After the attack on Colonial Pipeline, the ransomware specialist attacked the HSE Ireland computer system.
“Our goal is to make money, not to create problems for society », Had pretended the cybercriminal group Darkside after the paralysis of the American oil pipelines of Colonial Pipeline at the beginning of the week.
Problems, Irish public health services only encountered this Friday, after another ransomware attack by Darkside on the computer system of HSE Ireland. Due to a problem called “serious », All systems have been shut down to prevent any propagation. Hospitals have had to cancel outpatient consultations, elective appointments and go back to paper and pencil. Vaccinations against Covid-19 have not been affected.
Read also :Colonial Pipeline: Biden wants to talk cybercrime with Putin
Another known victim of Darkside: the French subsidiary of the technology group Toshiba said it was the target of its ransomware in early May. The attack did not compromise any customer data, he assures “and the amount of lost work has been very minimal “. The group did not raise the subject of the ransom.

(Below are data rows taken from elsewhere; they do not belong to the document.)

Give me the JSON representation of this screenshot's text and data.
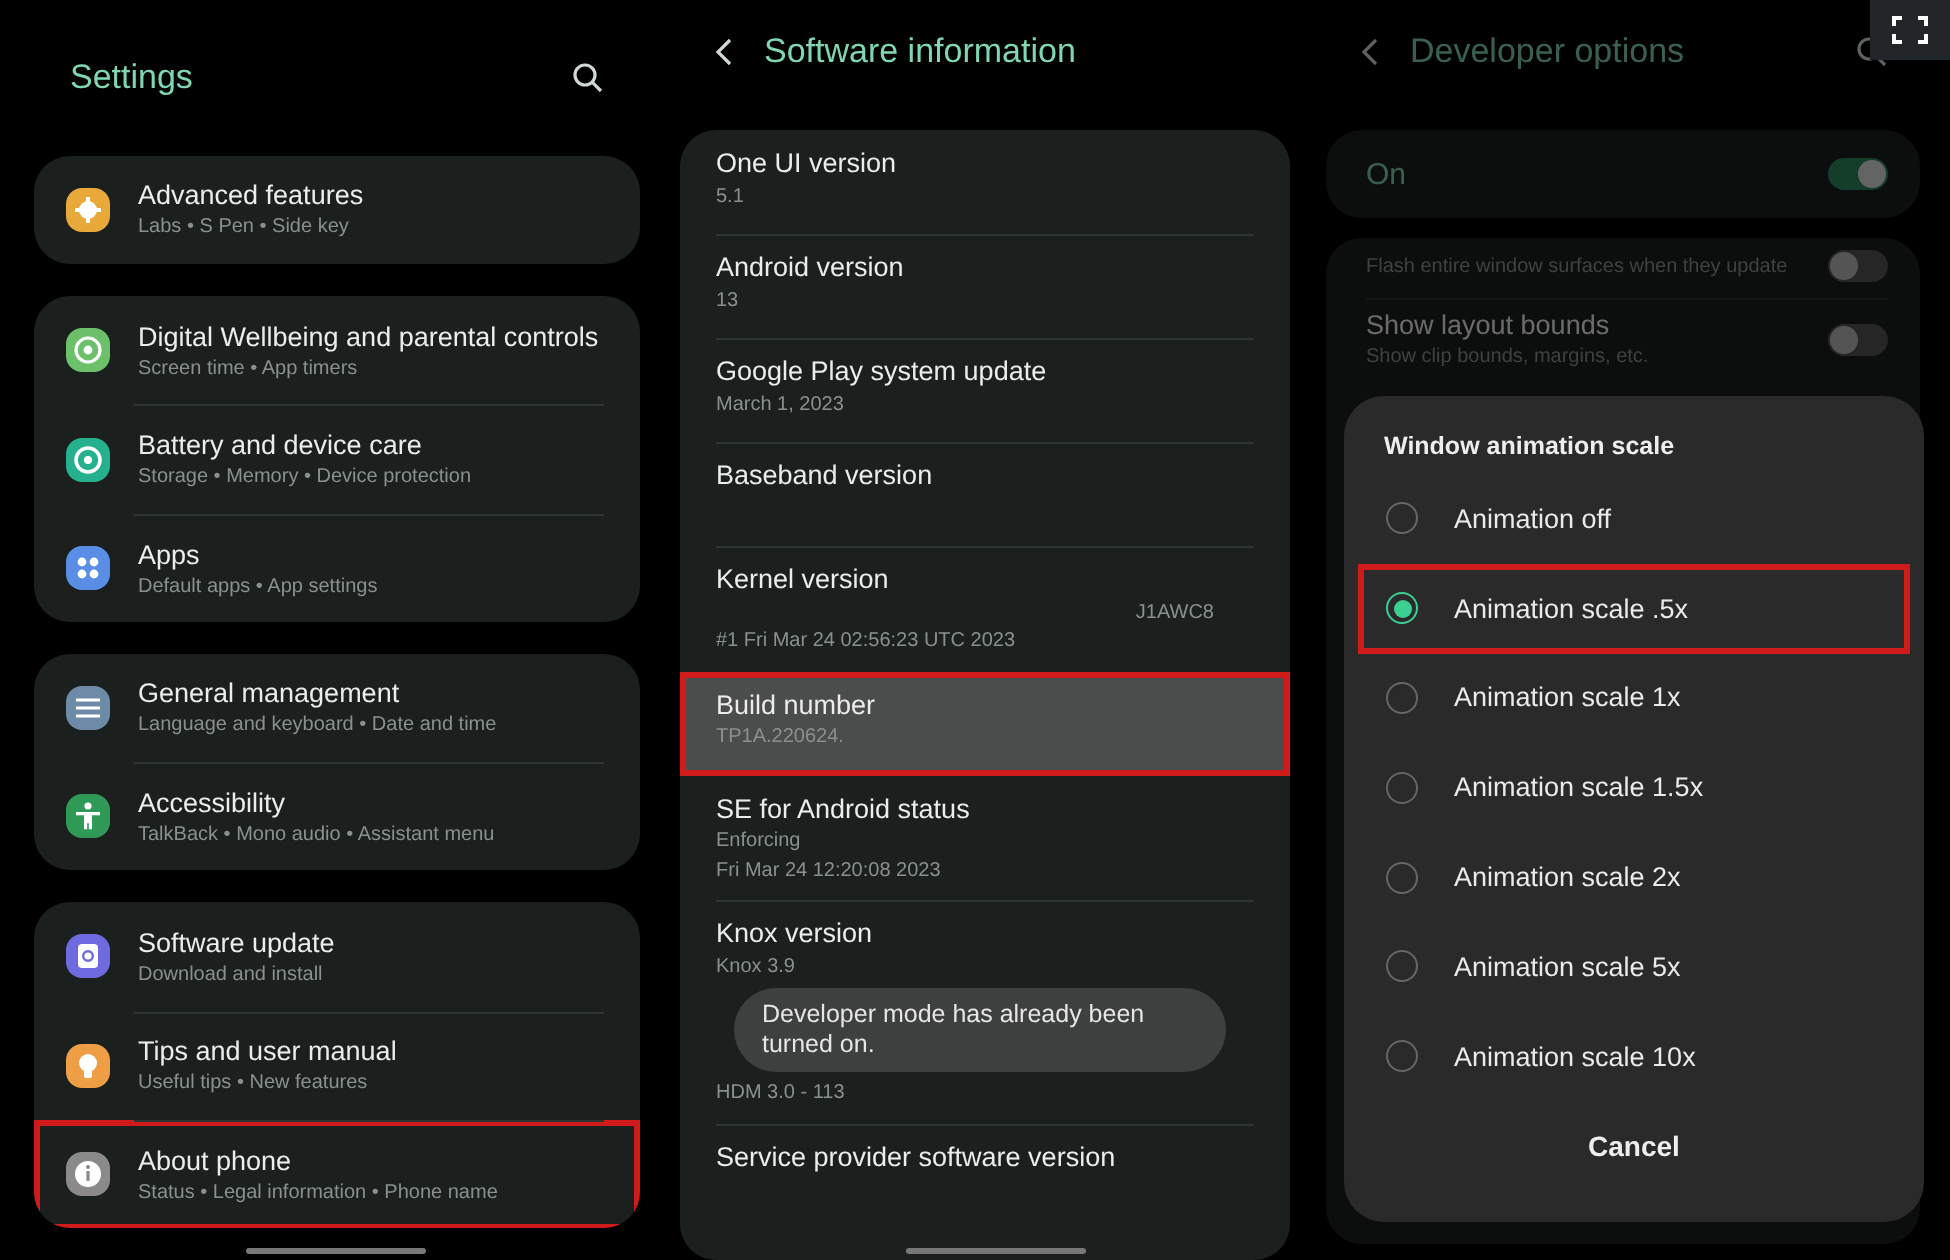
{
  "settings": {
    "title": "Settings",
    "groups": [
      {
        "items": [
          {
            "kind": "gear",
            "color": "#e8a93a",
            "title": "Advanced features",
            "subtitle": "Labs  •  S Pen  •  Side key",
            "highlighted": false
          }
        ]
      },
      {
        "items": [
          {
            "kind": "wellbeing",
            "color": "#6cc06a",
            "title": "Digital Wellbeing and parental controls",
            "subtitle": "Screen time  •  App timers",
            "highlighted": false
          },
          {
            "kind": "care",
            "color": "#25b08e",
            "title": "Battery and device care",
            "subtitle": "Storage  •  Memory  •  Device protection",
            "highlighted": false
          },
          {
            "kind": "apps",
            "color": "#5a8ee6",
            "title": "Apps",
            "subtitle": "Default apps  •  App settings",
            "highlighted": false
          }
        ]
      },
      {
        "items": [
          {
            "kind": "sliders",
            "color": "#6d8aa6",
            "title": "General management",
            "subtitle": "Language and keyboard  •  Date and time",
            "highlighted": false
          },
          {
            "kind": "person",
            "color": "#2f9a57",
            "title": "Accessibility",
            "subtitle": "TalkBack  •  Mono audio  •  Assistant menu",
            "highlighted": false
          }
        ]
      },
      {
        "items": [
          {
            "kind": "update",
            "color": "#6e6ae0",
            "title": "Software update",
            "subtitle": "Download and install",
            "highlighted": false
          },
          {
            "kind": "bulb",
            "color": "#ee9e45",
            "title": "Tips and user manual",
            "subtitle": "Useful tips  •  New features",
            "highlighted": false
          },
          {
            "kind": "info",
            "color": "#8a8a8a",
            "title": "About phone",
            "subtitle": "Status  •  Legal information  •  Phone name",
            "highlighted": true
          }
        ]
      }
    ]
  },
  "software_information": {
    "title": "Software information",
    "items": [
      {
        "title": "One UI version",
        "lines": [
          "5.1"
        ],
        "highlighted": false
      },
      {
        "title": "Android version",
        "lines": [
          "13"
        ],
        "highlighted": false
      },
      {
        "title": "Google Play system update",
        "lines": [
          "March 1, 2023"
        ],
        "highlighted": false
      },
      {
        "title": "Baseband version",
        "highlighted": false
      },
      {
        "title": "Kernel version",
        "side": "J1AWC8",
        "lines": [
          "#1 Fri Mar 24 02:56:23 UTC 2023"
        ],
        "highlighted": false
      },
      {
        "title": "Build number",
        "lines": [
          "TP1A.220624."
        ],
        "highlighted": true
      },
      {
        "title": "SE for Android status",
        "lines": [
          "Enforcing",
          "Fri Mar 24 12:20:08 2023"
        ],
        "highlighted": false
      },
      {
        "title": "Knox version",
        "lines": [
          "Knox 3.9",
          "HDM 3.0 - 113"
        ],
        "toast": "Developer mode has already been turned on.",
        "highlighted": false
      },
      {
        "title": "Service provider software version",
        "highlighted": false
      }
    ]
  },
  "developer_options": {
    "title": "Developer options",
    "master": {
      "label": "On",
      "on": true
    },
    "rows": [
      {
        "subtitle": "Flash entire window surfaces when they update",
        "on": false
      },
      {
        "title": "Show layout bounds",
        "subtitle": "Show clip bounds, margins, etc.",
        "on": false
      }
    ],
    "dialog": {
      "title": "Window animation scale",
      "options": [
        {
          "label": "Animation off",
          "selected": false,
          "highlighted": false
        },
        {
          "label": "Animation scale .5x",
          "selected": true,
          "highlighted": true
        },
        {
          "label": "Animation scale 1x",
          "selected": false,
          "highlighted": false
        },
        {
          "label": "Animation scale 1.5x",
          "selected": false,
          "highlighted": false
        },
        {
          "label": "Animation scale 2x",
          "selected": false,
          "highlighted": false
        },
        {
          "label": "Animation scale 5x",
          "selected": false,
          "highlighted": false
        },
        {
          "label": "Animation scale 10x",
          "selected": false,
          "highlighted": false
        }
      ],
      "cancel": "Cancel"
    }
  }
}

Doubts about the payment of a ransom by Colonial Pipeline
On the other hand, Colonial Pipeline would have paid the sum of 5 million dollars to be able to restart its operations more quickly, according to two sources close to the transaction cited by the Bloomberg agency.
Generally speaking, the FBI and the Security Department discourage the payment of ransoms because it feeds the economic model of criminals and gives them the means to generate other more sophisticated and ambitious attacks. But the daily cost caused by the stoppage of supply to gas stations in major American cities was also to be taken into account.
Read also :Darkside multiplies cyber attacks
Darkside began to be talked about in August 2020. Specializing in ransomware attacks, he has designed a software platform that he also offers to “affiliate” hackers. On Friday, a Darkside member reportedly admitted that some of the group’s servers were taken offline, according to cybersecurity firm Recorded Future, whose server was used to claim ransom payments. This announcement could also be a subterfuge to avoid having to pay associates.